Trust isn't a natural response in the face of suffering: "In the midst of the ruins. ... The trusting disciple, often through clenched teeth, says, in effect, God is still trustworthy."
Trust isn't trying to control a situation: "When taking control becomes our routine response to troubled relationships and worrisome problems, God is not our co-pilot; he's not even aboard."
Trust isn't having clarity: "Craving clarity, we attempt to eliminate the risk of trusting God. Fear of the unknown path stretching ahead of us destroys childlike trust in the Father's active goodness and unrestricted love."
What trust is:
Trust is confidence in a loving God, not in outcomes: "Only trust makes evil endurable—trust not because God has offered proof, but because God has shown his face."
Trust is learned through trials: "The basic premise of biblical trust is the conviction that God wants us to grow, to unfold, and to experience fullness of life. However, this kind of trust is acquired only gradually and most often through a series of crises and trials."
Trust is waiting well: "In the face of a pressing need for answers and solutions to life's problems—answers that are not quickly forthcoming—trust in the Wisdom and Power who is Jesus Christ knows how to wait."
Trust is the marriage of faith and hope: "Faith + Hope = Trust."
Trust is certainty in our good and loving God: "The quiet certitude of the believer translates simply as, 'I know that I know that I know,' however dimly and through a glass darkly."
Psalm 13 gives us a picture of trust. David is in the midst of a crisis, and he begs God to hear his cry for help. Can you just imagine how David felt? He had been anointed as king of Israel when he was just a teenager, and now he was a desert fugitive.
David's life was full of uncertainty and confusion and chaos, and yet he still chose to put his trust in the Lord. He said, "In your committed love I have trusted: O let my heart delight in your salvation; let me indeed sing to Yahweh because he is sure to deal fully with me" (vv. 5-6, emphasis added).
One commentator said about these verses: "Trust brings delight even when nothing had actually yet changed."
I think of the story of Hannah in the temple, pouring her out out to the Lord in agony because she couldn't conceive. When Eli the priest saw her, he said to her: "Go in peace, and the God of Israel grant your petition that you have made to him" (1 Samuel 1:17). After Hannah's encounter with Eli, she "went her way and ate, and her face was no longer sad" (v. 18). Hannah's circumstances hadn't changed, but her trust in the Lord was renewed, and that changed her.

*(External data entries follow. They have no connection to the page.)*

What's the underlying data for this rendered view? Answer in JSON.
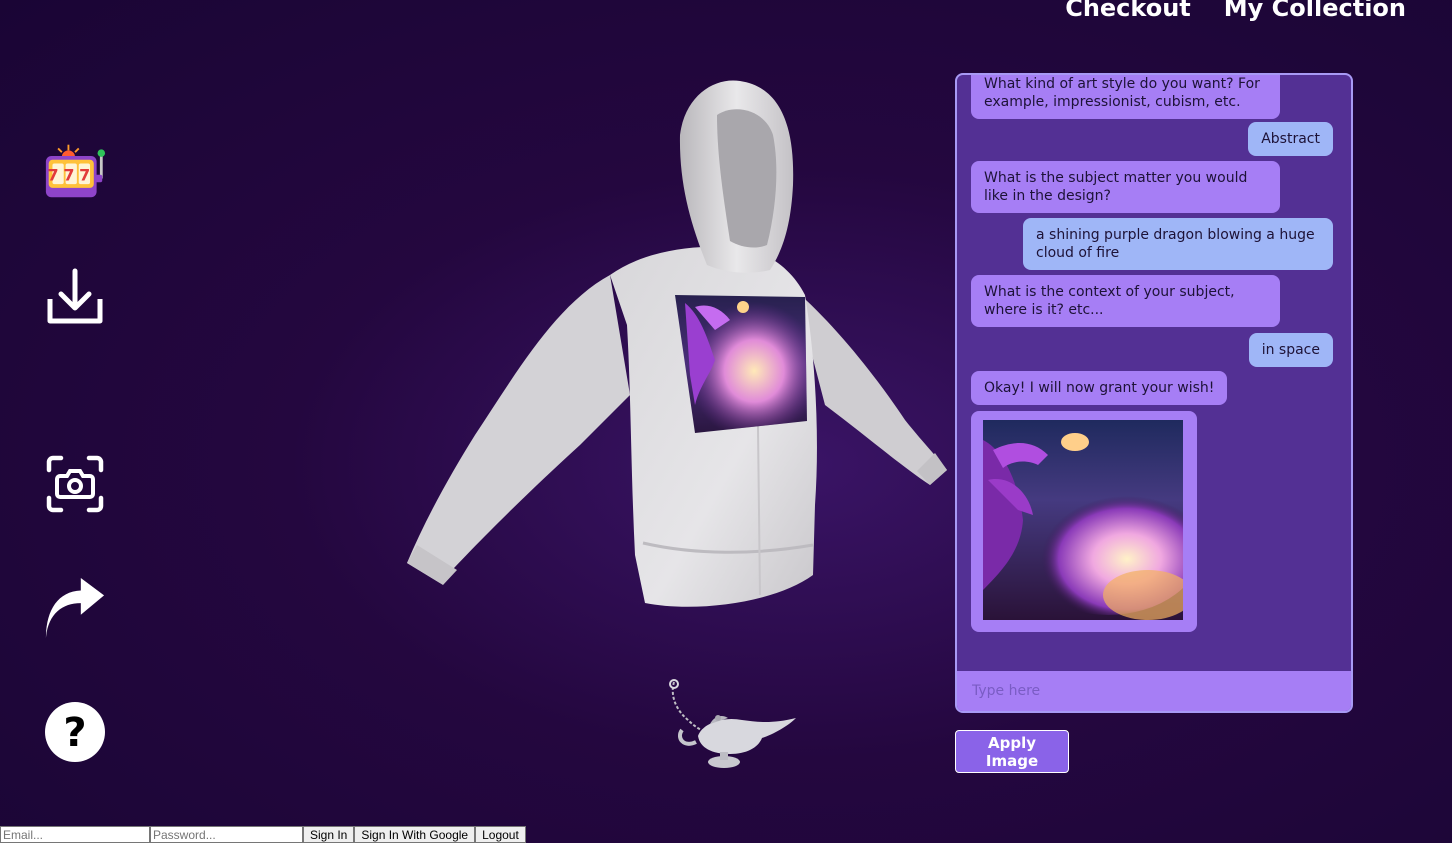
{
  "nav": {
    "checkout": "Checkout",
    "my_collection": "My Collection"
  },
  "sidebar": {
    "slot_digits": "777",
    "icons": [
      "slot-machine-icon",
      "download-icon",
      "camera-capture-icon",
      "share-icon",
      "help-icon"
    ],
    "help_glyph": "?"
  },
  "chat": {
    "messages": [
      {
        "role": "bot",
        "text": "What kind of art style do you want? For example, impressionist, cubism, etc."
      },
      {
        "role": "user",
        "text": "Abstract"
      },
      {
        "role": "bot",
        "text": "What is the subject matter you would like in the design?"
      },
      {
        "role": "user",
        "text": "a shining purple dragon blowing a huge cloud of fire"
      },
      {
        "role": "bot",
        "text": "What is the context of your subject, where is it? etc..."
      },
      {
        "role": "user",
        "text": "in space"
      },
      {
        "role": "bot",
        "text": "Okay! I will now grant your wish!"
      }
    ],
    "input_placeholder": "Type here"
  },
  "apply_label": "Apply Image",
  "auth": {
    "email_placeholder": "Email...",
    "password_placeholder": "Password...",
    "sign_in": "Sign In",
    "sign_in_google": "Sign In With Google",
    "logout": "Logout"
  },
  "colors": {
    "background": "#24073f",
    "chat_panel": "#533094",
    "bot_bubble": "#a67ef5",
    "user_bubble": "#9fb6f7",
    "accent": "#8a63e8"
  }
}
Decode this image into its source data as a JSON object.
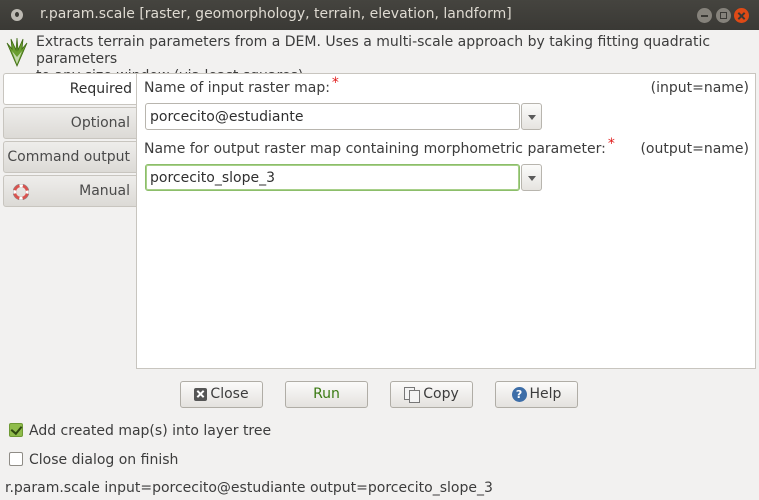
{
  "window": {
    "title": "r.param.scale [raster, geomorphology, terrain, elevation, landform]"
  },
  "description": "Extracts terrain parameters from a DEM. Uses a multi-scale approach by taking fitting quadratic parameters\nto any size window (via least squares).",
  "tabs": [
    {
      "label": "Required",
      "active": true
    },
    {
      "label": "Optional",
      "active": false
    },
    {
      "label": "Command output",
      "active": false
    },
    {
      "label": "Manual",
      "active": false
    }
  ],
  "fields": {
    "input": {
      "label": "Name of input raster map:",
      "required_mark": "*",
      "key": "(input=name)",
      "value": "porcecito@estudiante"
    },
    "output": {
      "label": "Name for output raster map containing morphometric parameter:",
      "required_mark": "*",
      "key": "(output=name)",
      "value": "porcecito_slope_3"
    }
  },
  "buttons": {
    "close": "Close",
    "run": "Run",
    "copy": "Copy",
    "help": "Help"
  },
  "options": {
    "add_to_tree": {
      "label": "Add created map(s) into layer tree",
      "checked": true
    },
    "close_on_finish": {
      "label": "Close dialog on finish",
      "checked": false
    }
  },
  "command_line": "r.param.scale input=porcecito@estudiante output=porcecito_slope_3",
  "colors": {
    "titlebar": "#3a3935",
    "close_button": "#df4a16",
    "run_text": "#3a7a12",
    "required_mark": "#e01b1b",
    "checkbox_checked": "#8fbc4b"
  }
}
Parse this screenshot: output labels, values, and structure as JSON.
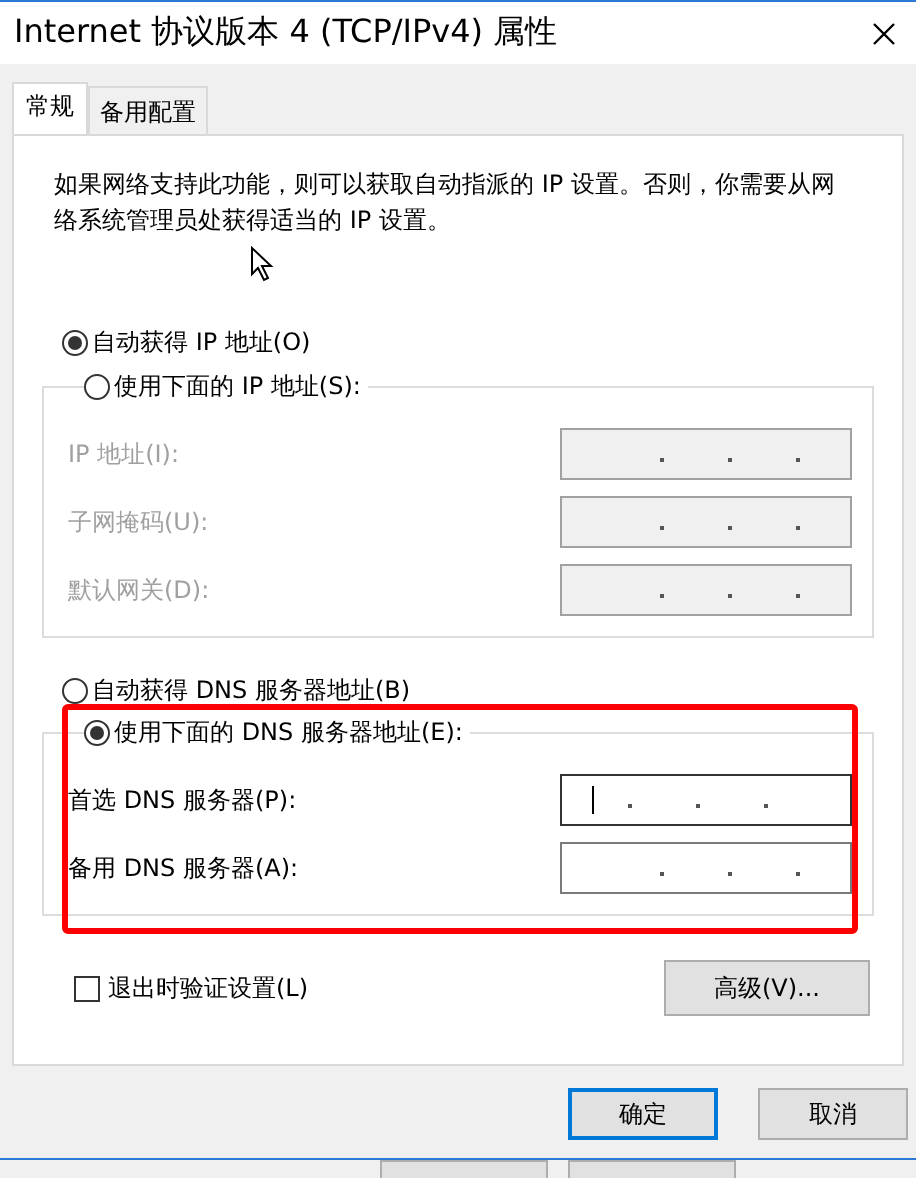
{
  "window": {
    "title": "Internet 协议版本 4 (TCP/IPv4) 属性"
  },
  "tabs": [
    {
      "label": "常规",
      "selected": true
    },
    {
      "label": "备用配置",
      "selected": false
    }
  ],
  "description": "如果网络支持此功能，则可以获取自动指派的 IP 设置。否则，你需要从网络系统管理员处获得适当的 IP 设置。",
  "ip_mode": [
    {
      "label": "自动获得 IP 地址(O)",
      "selected": true
    },
    {
      "label": "使用下面的 IP 地址(S):",
      "selected": false
    }
  ],
  "ip_fields": [
    {
      "label": "IP 地址(I):",
      "disabled": true,
      "focused": false
    },
    {
      "label": "子网掩码(U):",
      "disabled": true,
      "focused": false
    },
    {
      "label": "默认网关(D):",
      "disabled": true,
      "focused": false
    }
  ],
  "dns_mode": [
    {
      "label": "自动获得 DNS 服务器地址(B)",
      "selected": false
    },
    {
      "label": "使用下面的 DNS 服务器地址(E):",
      "selected": true
    }
  ],
  "dns_fields": [
    {
      "label": "首选 DNS 服务器(P):",
      "disabled": false,
      "focused": true
    },
    {
      "label": "备用 DNS 服务器(A):",
      "disabled": false,
      "focused": false
    }
  ],
  "validate_on_exit": {
    "label": "退出时验证设置(L)",
    "checked": false
  },
  "advanced_button": "高级(V)...",
  "buttons": [
    {
      "label": "确定",
      "default": true
    },
    {
      "label": "取消",
      "default": false
    }
  ]
}
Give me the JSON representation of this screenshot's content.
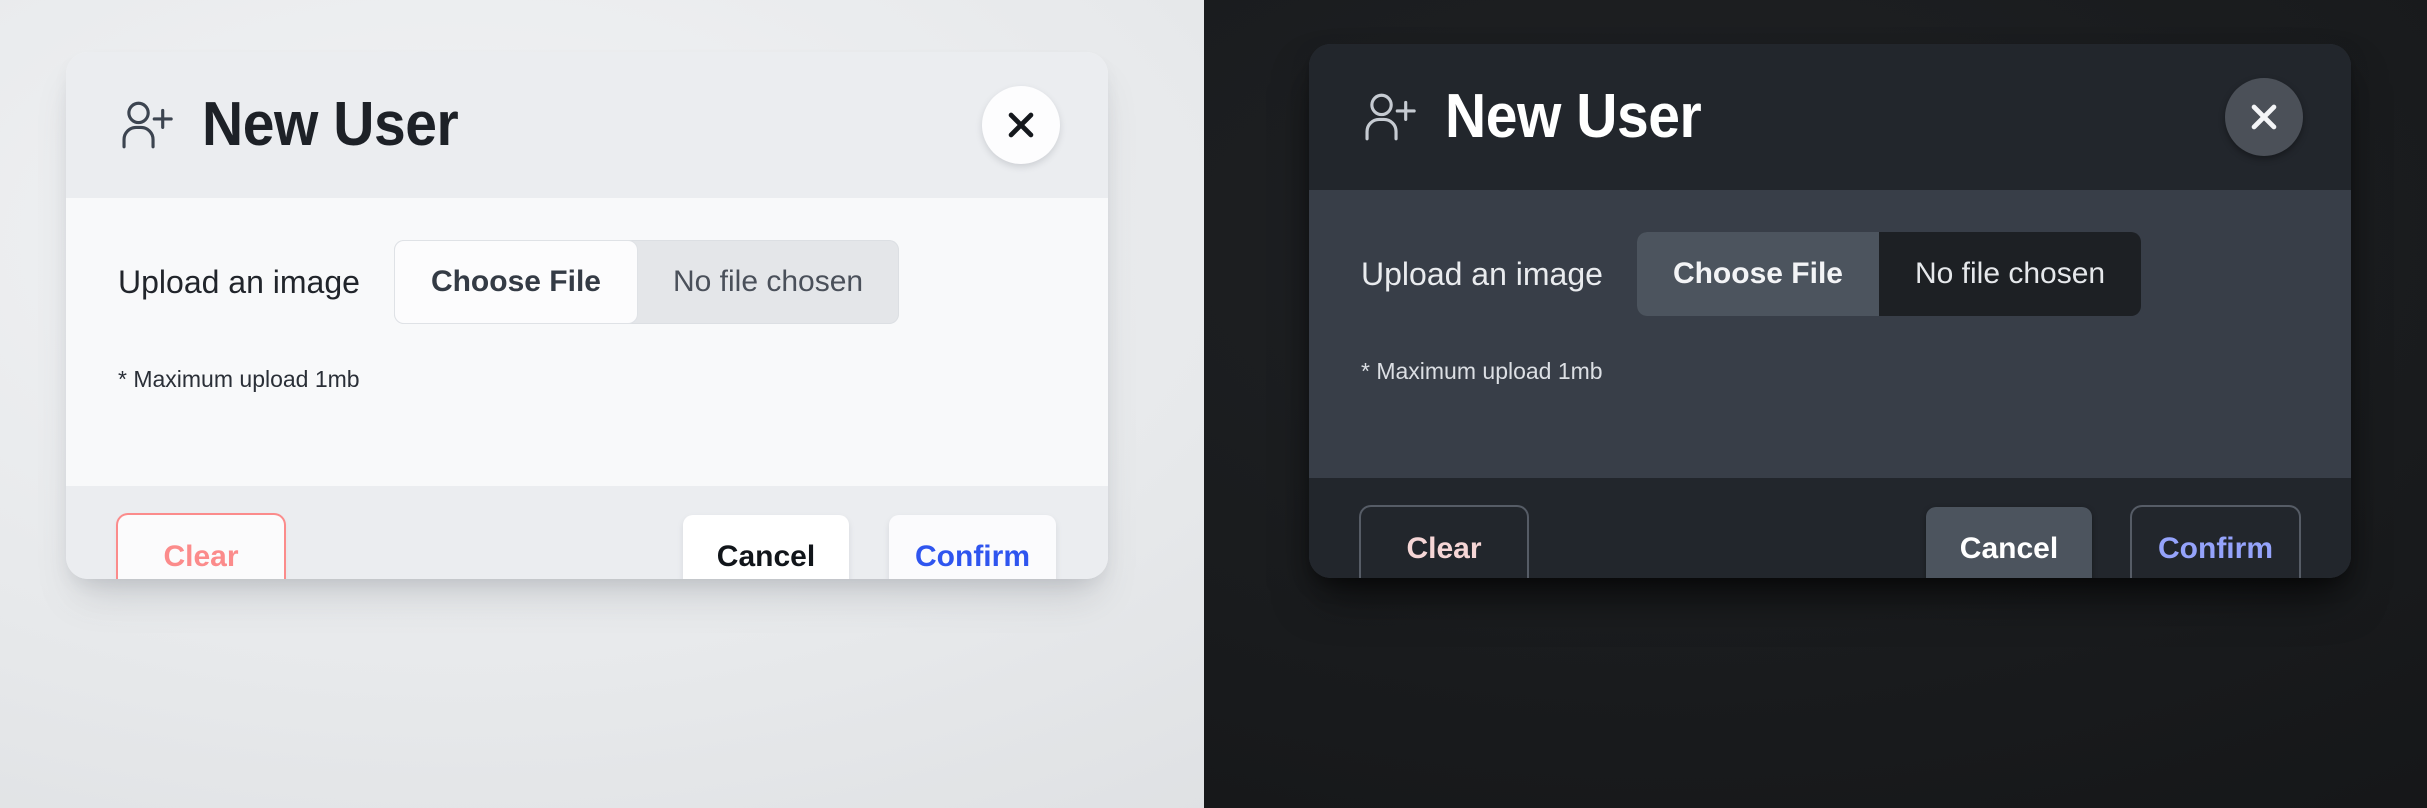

I'm trusting God for something right now, and the hardest part is keeping my focus off of the outcome I want and keeping it on God Himself — the all-wise, all-knowing Giver of good gifts. He's not a genie in a bottle I go to when I need something; He's my loving Father who knows exactly what's good for me. When I start to grasp the length and height and depth and width of God's love for me, trust grows because I know He has my absolute best interest at heart.
For all of us who are trusting God for something, let this be our prayer to the Lord: "In your committed love I have trusted: O let my heart delight in your salvation; let me indeed sing to Yahweh because he is sure to deal fully with me" (Ps. 13:5-6).